Synthetic organic Compounds


Synthetic organic chemicals are man-made substances that
contain carbon atoms. Note that this definition relies heavily on
the presence of the element carbon. This is very important
because all organic compounds are organic because they have
a carbon atom in their structure.
Synthetic organic pesticides are produced artificially by
chemical synthesis. This group comprises most "modern"
pesticides and includes DDT, permethrin, malathion, 2, 4-D,
glyphosphate, and many, many others.
Organophosphate formulations remain available for vector
control, their use has dramatically decreased because of
resistance to OPs, the potential for non-target effects, and the
development of alternative products. Members of this group
contain phosphorous in their molecules. Products
currently labeled for vector control include naled, malathion,
and some formulations of dursban.

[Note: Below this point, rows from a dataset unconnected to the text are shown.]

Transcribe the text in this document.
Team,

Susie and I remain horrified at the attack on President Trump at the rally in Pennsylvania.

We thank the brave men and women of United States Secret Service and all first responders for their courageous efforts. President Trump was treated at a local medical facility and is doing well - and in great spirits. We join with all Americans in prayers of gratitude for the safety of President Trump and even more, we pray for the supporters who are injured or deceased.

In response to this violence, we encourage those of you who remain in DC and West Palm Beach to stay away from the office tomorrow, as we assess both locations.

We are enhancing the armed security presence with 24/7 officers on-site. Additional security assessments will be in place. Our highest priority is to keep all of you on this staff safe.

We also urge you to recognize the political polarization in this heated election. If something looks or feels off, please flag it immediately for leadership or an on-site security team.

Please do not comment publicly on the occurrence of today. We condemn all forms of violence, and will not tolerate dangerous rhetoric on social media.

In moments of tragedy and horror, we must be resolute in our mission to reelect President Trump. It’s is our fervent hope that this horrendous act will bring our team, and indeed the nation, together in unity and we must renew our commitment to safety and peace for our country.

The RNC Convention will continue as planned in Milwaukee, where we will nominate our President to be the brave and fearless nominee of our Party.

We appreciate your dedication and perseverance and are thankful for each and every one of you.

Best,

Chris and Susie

Organophosphates are
considered by most to pose a greater human health risk for
pesticide applicators than other families of pesticides.
Carbamates are chemically similar in structure to
organophosphates, but whereas OPs are derivatives of
phosphoric acid, carbamates are derivatives of carbamic acid.

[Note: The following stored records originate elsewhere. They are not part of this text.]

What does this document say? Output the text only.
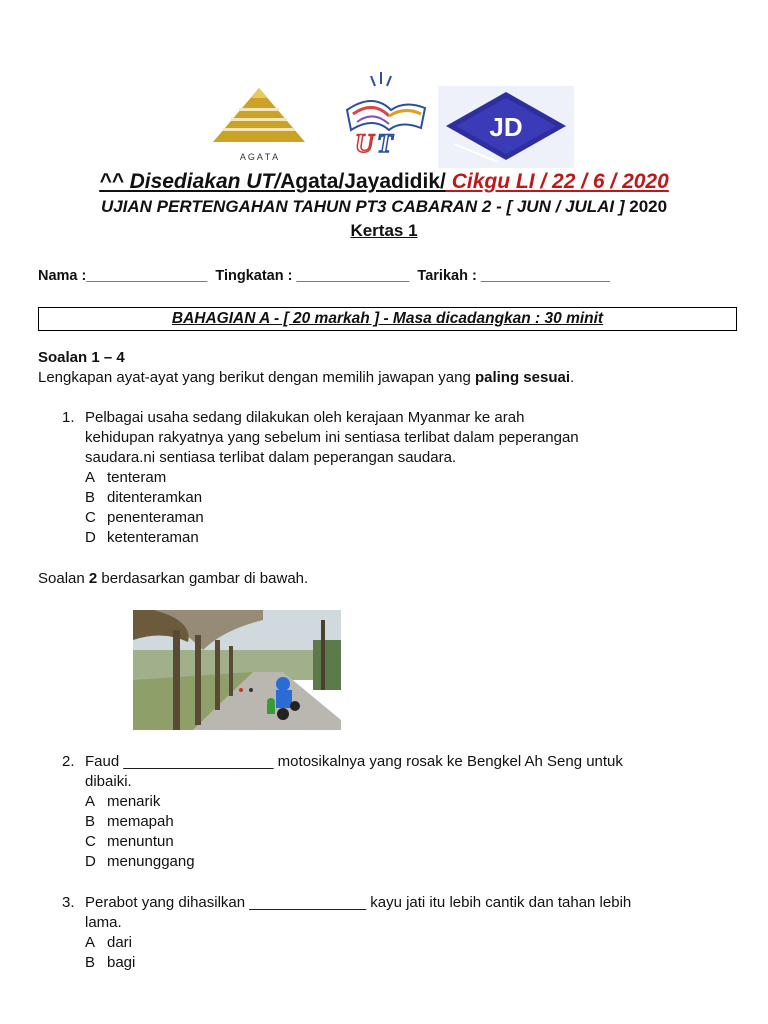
A G A T A	U T
JD
^^ Disediakan UT/Agata/Jayadidik/ Cikgu LI / 22 / 6 / 2020
UJIAN PERTENGAHAN TAHUN PT3 CABARAN 2 - [ JUN / JULAI ] 2020
Kertas 1
Nama :_______________  Tingkatan : ______________  Tarikah : ________________
BAHAGIAN A - [ 20 markah ] - Masa dicadangkan : 30 minit
Soalan 1 – 4
Lengkapan ayat-ayat yang berikut dengan memilih jawapan yang paling sesuai.
1. Pelbagai usaha sedang dilakukan oleh kerajaan Myanmar ke arah
kehidupan rakyatnya yang sebelum ini sentiasa terlibat dalam peperangan
saudara.ni sentiasa terlibat dalam peperangan saudara.
A tenteram
B ditenteramkan
C penenteraman
D ketenteraman
Soalan 2 berdasarkan gambar di bawah.
2. Faud __________________ motosikalnya yang rosak ke Bengkel Ah Seng untuk
dibaiki.
A menarik
B memapah
C menuntun
D menunggang
3. Perabot yang dihasilkan ______________ kayu jati itu lebih cantik dan tahan lebih
lama.
A dari
B bagi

Pesticides in this group used for vector control
in California include carbaryl for dusting rodent burrows to
control fleas, propoxur for use against insect pests, and certain
brands of bee and wasp control sprays. Carbamates also pose a
relatively high risk for human poisoning. Some carbamates are
herbicides.

Microbial pesticides
Microbial pesticides kill arthropods either by toxins released by
microbial organisms, or by infection by the organisms. Two
common pesticides that fit within this group include the
bacterial toxin produced by Bti, and the live bacteria, Bacillus
sphaericus. Products containing both of these bacteria are used
against mosquito larvae, with Bti being effective in killing black
fly larvae as well. Most microbial pesticides are more selective
than biochemical pesticides.

Synthetic Pyrethroids
Pyrethroids are synthetic chemical insecticides whose chemical
structures are adapted from the chemical structures of the
pyrethrins and act in a similar manner to pyrethrins.
Pyrethroids are modified to increase their stability in sunlight.
Most pyrethrins and some pyrethroid products are formulated
with synergists, such as piperonyl butoxide and MGK-264, to
enhance the pesticidal properties of the product.